How LatchBio Uses Flyte to Handle Biotech’s Growing Data Demands
The company
A 10-person startup founded in Berkeley, California, LatchBio builds software and data infrastructure for biotech organizations.
LatchBio supports the cutting edge of biotech, which is progressing at a rate co-founder and CTO Kenny Workman compared to the way Moore’s Law described the advance of computing power: The price of data is dropping and driving new types of research. “The rate at which we can write or synthesize novel pieces of DNA is exceeding that at which we can read it,” Kenny said. “We can now write genetic code that did not have an origin in nature.”
This “tremendous thought shift” has given rise to synthetic biology, metabolic engineering, cell therapy, gene-editing technologies and other groundbreaking advances that involve harnessing engineering principles to create or modify biological products, including food and drugs, Kenny says.
The challenge
As the sophistication in biotech has increased, so have the demands for computational power to crunch huge amounts of data across systems.
Working with massive quantities of biological data presents significant challenges. The human genome needs 3.3 gigabytes of storage, so the sheer size of the data is daunting. Another challenge comes from the heterogeneous nature of biological data. Because this type of data can come in several formats from many sources, computational biologists often interpret short fragments of DNA or other molecules. This can take days and hundreds of gigabytes of memory.
LatchBio’s platform — relying on Flyte’s Kubernetes-native workflow execution engine — provides this power at scale.
“We generate no-code interfaces for biologists to use directly, dynamically from a Flytekit wrapper, and by doing this we can expose a myriad of different bioinformatics tools and provide a really rich in-browser suite of visualizations and file manipulation tools,” Workman said. “And then on top of the platform, we're starting to tap into the bioinformatics [needed by] computational biologists and even software engineers at companies, and giving them their own toolkit to both write Flyte workflows and dynamically generate LatchBio interfaces.”
The solution
Flyte orchestration lets LatchBio schedule tasks to maximize computational horsepower.

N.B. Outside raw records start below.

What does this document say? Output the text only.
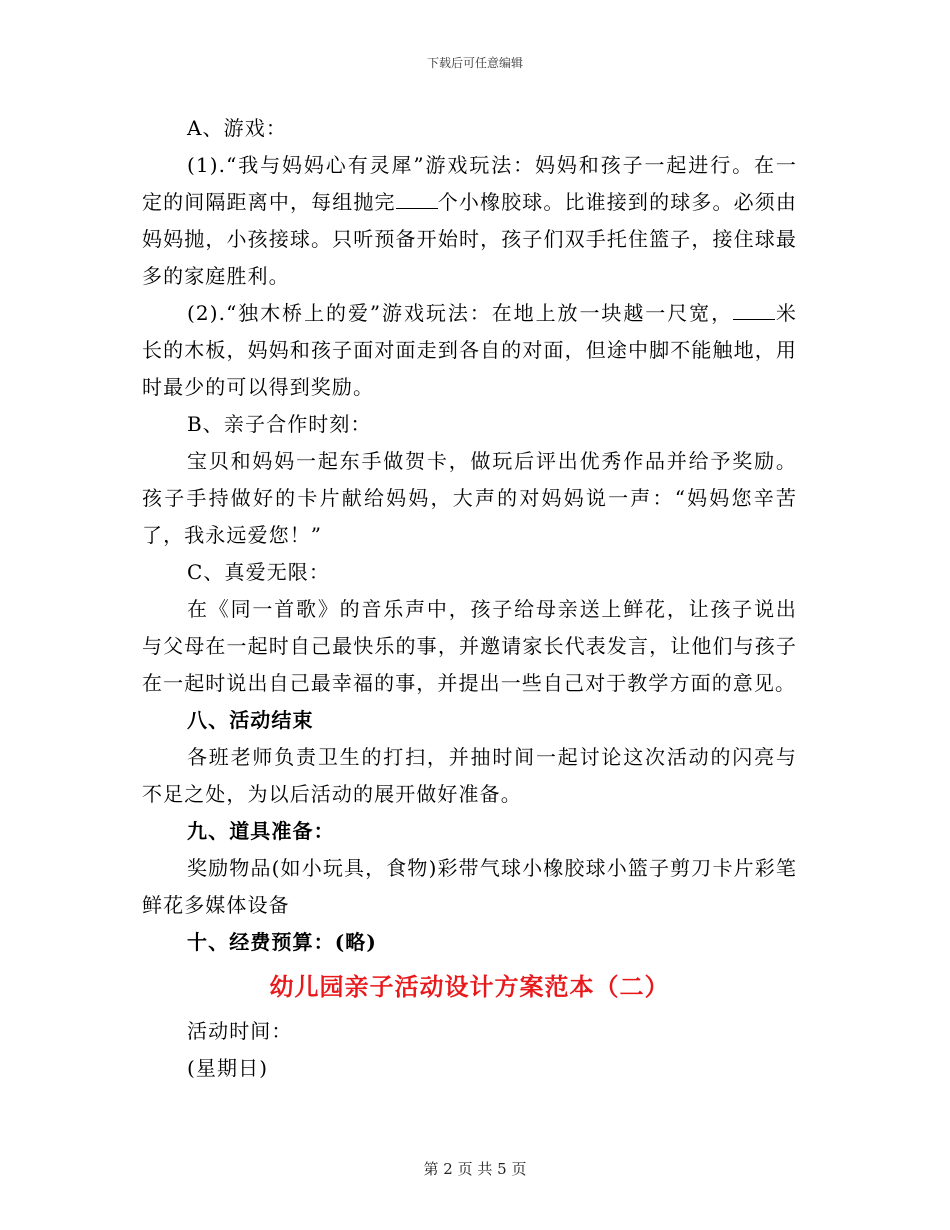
下载后可任意编辑

A、游戏：

(1).“我与妈妈心有灵犀”游戏玩法：妈妈和孩子一起进行。在一定的间隔距离中，每组抛完 个小橡胶球。比谁接到的球多。必须由妈妈抛，小孩接球。只听预备开始时，孩子们双手托住篮子，接住球最多的家庭胜利。

(2).“独木桥上的爱”游戏玩法：在地上放一块越一尺宽， 米长的木板，妈妈和孩子面对面走到各自的对面，但途中脚不能触地，用时最少的可以得到奖励。

B、亲子合作时刻：

宝贝和妈妈一起东手做贺卡，做玩后评出优秀作品并给予奖励。孩子手持做好的卡片献给妈妈，大声的对妈妈说一声：“妈妈您辛苦了，我永远爱您！”

C、真爱无限：

在《同一首歌》的音乐声中，孩子给母亲送上鲜花，让孩子说出与父母在一起时自己最快乐的事，并邀请家长代表发言，让他们与孩子在一起时说出自己最幸福的事，并提出一些自己对于教学方面的意见。

八、活动结束

各班老师负责卫生的打扫，并抽时间一起讨论这次活动的闪亮与不足之处，为以后活动的展开做好准备。

九、道具准备：

奖励物品(如小玩具，食物)彩带气球小橡胶球小篮子剪刀卡片彩笔鲜花多媒体设备

十、经费预算：(略)

幼儿园亲子活动设计方案范本（二）

活动时间：

(星期日)

第 2 页 共 5 页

The LatchBio platform features four main components:
- A managed, in-browser object store that allows users to drag and drop objects and see visualizations and metadata. The object store acts like a *nix filesystem — currently based on Amazon S3 — and processes objects with semantic extensions using automated workflow hooks. The process is almost instantaneous, Kenny said. “If, for example, you upload a DNA file that we recognize, the instant it is uploaded to the platform, we run a Flyte workflow that automatically parses, runs quality control and generates visualizations.” Biologists interact with the platform through a console, while computational biologists interact directly with the server through an SDK. Users can use ‘/foo.bar’ or ‘latch///foo.bar’ to customize the workflow parameters.
- Its own network path and absolute path system that lets users pass objects or files to workflows directly as semantic paths. The Flytekit wrapper parses the information, making it much easier for users to determine where their data is coming from, where it's going and how they can manipulate it downstream.
- A “compiled” type-safe UI. The front-end code for each workflow is generated dynamically from the workflow parameter interface using Flyte’s interface description language (IDL). This is dynamically parsed and used to compile React interfaces from the typing information, Kenny said. The typing information is also used to construct components with in-browser HTML-native validation and rule-based regex validation. These multiple layers enrich the browser-side type checking process—and all of this happens before the workflow even hits the Kubernetes orchestration layer, Kenny said. “We want to make sure that workflows don’t fail before the programming layer gets executed in the container on the cluster.” The style of each parameter component can be modified in code.
- Serverless, scalable scheduling that manages file movement and workflow updates.This affords LatchBio a greater level of control over task scheduling to account for the possibility of entirely different needs for upstream or downstream tasks. There’s also the benefit of scalable scheduling, Kenny said: Leveraging spot instances and automatic retries combined with Kubernetes’ scaling capabilities enables greater speed, cost efficiency and scale than bare metal. On top of its core Kubernetes cluster, LatchBio maintains a proxy file system and proxy workflows for customers tied to drop-in Flyte deployments and LatchBio’s own scaffolding, as well as both virtual and managed virtual private clouds (VPCs). That means LatchBio’s proxy file system and proxy workflows don’t ever need to handle customer data or workflows directly.
Flyte allows language independence, too. This is critical since bioinformatics are often conducted in several languages. (Python is the most common.)
The LatchBio team has made several contributions to the Flyte codebase, which Workman said demonstrates his company’s confidence in Flyte long term as “the de facto workflow orchestration engine.
“I really think Flyte has got the model correct, absolutely correct with respect to architecting and deploying workflows as both code first and leveraging the Kubernetes scheduler to abstract away the scheduling on a per-task granularity.”